Unwilling to do nothing, the couple contacted Broken Shovels Farm Sanctuary and hatched a rescue plan. As it turned out, locals had been spotting the mysterious little goat drifting through the mountain community since 2024 — a white blur among boulders, a set of small horns silhouetted against a ridge — for well over a year.

The sightings had even sparked curiosity in a neighborhood Facebook group, where someone asked whether mountain goats lived in the area. They do, but native Rocky Mountain goats are large, heavy-coated animals with distinctive black horns — nothing like the petite creature that had captured everyone’s attention.
Following Broken Shovels’ advice, Charles and Ginger began building trust with the goat using animal crackers and carrots, leaving treats inside a large dog pen set up in a neighbor’s yard.
“We started talking to her, spending time with her,” Ginger said. “We were making friends.”
Their window to act came in late January, just ahead of an incoming winter storm. The couple placed a bowl of carrots and apples inside the pen and waited. When the goat stepped in to eat, Ginger pulled a rope attached to the door and it swung shut.
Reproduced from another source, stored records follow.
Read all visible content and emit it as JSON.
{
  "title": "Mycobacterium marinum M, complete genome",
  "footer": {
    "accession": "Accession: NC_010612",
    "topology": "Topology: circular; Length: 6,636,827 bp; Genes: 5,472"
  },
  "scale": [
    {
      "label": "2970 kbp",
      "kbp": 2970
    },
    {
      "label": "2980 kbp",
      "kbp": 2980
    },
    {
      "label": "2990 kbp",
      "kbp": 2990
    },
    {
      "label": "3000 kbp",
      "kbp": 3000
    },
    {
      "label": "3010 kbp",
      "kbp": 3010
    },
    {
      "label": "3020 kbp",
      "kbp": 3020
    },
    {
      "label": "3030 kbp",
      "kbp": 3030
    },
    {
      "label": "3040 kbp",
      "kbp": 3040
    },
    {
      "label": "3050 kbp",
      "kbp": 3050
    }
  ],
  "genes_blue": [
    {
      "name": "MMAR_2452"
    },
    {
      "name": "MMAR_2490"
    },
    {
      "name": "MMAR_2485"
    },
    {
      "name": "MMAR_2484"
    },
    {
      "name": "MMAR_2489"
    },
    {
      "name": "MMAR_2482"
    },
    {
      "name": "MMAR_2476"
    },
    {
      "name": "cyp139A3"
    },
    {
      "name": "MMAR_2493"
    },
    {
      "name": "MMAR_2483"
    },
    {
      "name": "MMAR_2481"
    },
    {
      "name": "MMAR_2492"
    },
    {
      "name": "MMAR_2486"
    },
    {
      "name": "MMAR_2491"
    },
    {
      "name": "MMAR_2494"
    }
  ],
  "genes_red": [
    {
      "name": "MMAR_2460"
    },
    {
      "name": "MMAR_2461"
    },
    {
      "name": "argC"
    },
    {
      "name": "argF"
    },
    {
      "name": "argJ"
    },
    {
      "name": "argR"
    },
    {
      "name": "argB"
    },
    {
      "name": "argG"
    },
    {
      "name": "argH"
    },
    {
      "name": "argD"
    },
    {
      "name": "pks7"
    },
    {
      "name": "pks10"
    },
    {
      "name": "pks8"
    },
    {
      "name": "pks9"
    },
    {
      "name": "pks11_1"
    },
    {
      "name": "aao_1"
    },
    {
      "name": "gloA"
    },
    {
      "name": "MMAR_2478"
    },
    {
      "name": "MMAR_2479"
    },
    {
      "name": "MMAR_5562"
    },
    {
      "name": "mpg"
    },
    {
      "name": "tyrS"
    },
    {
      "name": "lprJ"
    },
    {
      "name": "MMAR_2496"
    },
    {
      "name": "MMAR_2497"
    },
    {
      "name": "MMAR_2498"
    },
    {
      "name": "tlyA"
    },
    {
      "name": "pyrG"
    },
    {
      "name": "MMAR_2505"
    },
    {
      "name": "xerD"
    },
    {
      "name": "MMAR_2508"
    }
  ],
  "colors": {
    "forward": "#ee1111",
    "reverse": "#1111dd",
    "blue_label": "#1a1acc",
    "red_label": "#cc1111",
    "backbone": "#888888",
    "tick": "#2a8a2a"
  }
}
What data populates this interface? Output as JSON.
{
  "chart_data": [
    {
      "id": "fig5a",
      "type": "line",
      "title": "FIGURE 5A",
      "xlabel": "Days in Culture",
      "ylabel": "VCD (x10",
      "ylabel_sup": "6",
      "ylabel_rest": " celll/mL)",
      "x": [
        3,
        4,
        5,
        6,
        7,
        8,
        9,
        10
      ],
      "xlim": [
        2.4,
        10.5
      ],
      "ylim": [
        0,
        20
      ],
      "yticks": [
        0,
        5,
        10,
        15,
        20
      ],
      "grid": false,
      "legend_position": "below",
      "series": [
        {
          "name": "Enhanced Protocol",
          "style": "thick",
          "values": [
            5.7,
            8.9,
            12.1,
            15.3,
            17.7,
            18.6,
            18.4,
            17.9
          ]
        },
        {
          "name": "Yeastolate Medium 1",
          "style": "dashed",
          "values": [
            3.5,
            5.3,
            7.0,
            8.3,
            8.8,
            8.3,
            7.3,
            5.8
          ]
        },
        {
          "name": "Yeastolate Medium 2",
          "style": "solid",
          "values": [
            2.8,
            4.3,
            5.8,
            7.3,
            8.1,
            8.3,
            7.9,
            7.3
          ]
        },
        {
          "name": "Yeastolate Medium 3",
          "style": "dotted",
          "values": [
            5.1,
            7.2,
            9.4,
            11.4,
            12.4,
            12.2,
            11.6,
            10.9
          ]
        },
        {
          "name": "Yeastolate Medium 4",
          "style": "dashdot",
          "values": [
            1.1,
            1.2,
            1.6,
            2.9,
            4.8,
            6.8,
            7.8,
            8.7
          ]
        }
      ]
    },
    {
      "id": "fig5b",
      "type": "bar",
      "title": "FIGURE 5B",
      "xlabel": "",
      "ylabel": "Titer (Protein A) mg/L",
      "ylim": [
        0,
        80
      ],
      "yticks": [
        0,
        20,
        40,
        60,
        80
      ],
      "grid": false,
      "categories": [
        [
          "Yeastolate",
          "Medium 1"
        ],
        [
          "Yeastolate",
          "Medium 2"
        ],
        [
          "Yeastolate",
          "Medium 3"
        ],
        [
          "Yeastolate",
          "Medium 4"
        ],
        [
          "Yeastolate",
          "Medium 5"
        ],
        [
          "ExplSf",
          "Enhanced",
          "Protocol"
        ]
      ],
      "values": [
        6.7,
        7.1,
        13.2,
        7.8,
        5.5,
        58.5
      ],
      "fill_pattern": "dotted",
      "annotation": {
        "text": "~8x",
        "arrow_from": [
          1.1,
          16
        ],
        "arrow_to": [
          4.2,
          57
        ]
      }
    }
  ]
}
“She immediately threw herself at the door,” Ginger said. “She was furious.” But she was finally safe.
The Broken Shovels team came to transport her to their facility, where they named her Griselda and identified her as a Nigerian dwarf-pygmy goat mix. Despite her months alone in the mountains, she arrived in remarkably good shape.
“Other than what appeared to be mild frostbite on her nose, she looked great,” said Andrea Davis, the sanctuary’s director. “Her hooves were practically perfect — worn smooth from all that time on the rocks.”

The team believes Griselda was likely abandoned after living in a domestic setting, which makes her extended solo survival all the more extraordinary.
“She had to be incredibly sharp and adaptable to have lasted out there on her own for so long,” Davis said.
It didn’t take long for Griselda’s true personality to emerge once she was safe and surrounded by people.

“Within days she completely opened up,” Davis said. “She became loud, expressive, and totally demanding in the best way. She’s a total extrovert — being alone out there must have been genuinely painful for her.”
Griselda has since been rehomed at Sticker Weed Farm, a private animal sanctuary, where she’s already busy making friends — mostly other goats.
Still, Charles and Ginger find themselves thinking about the spirited little animal who used to watch them from the yard.
“She was just a beautiful goat,” Charles said. “We still miss seeing her out there.”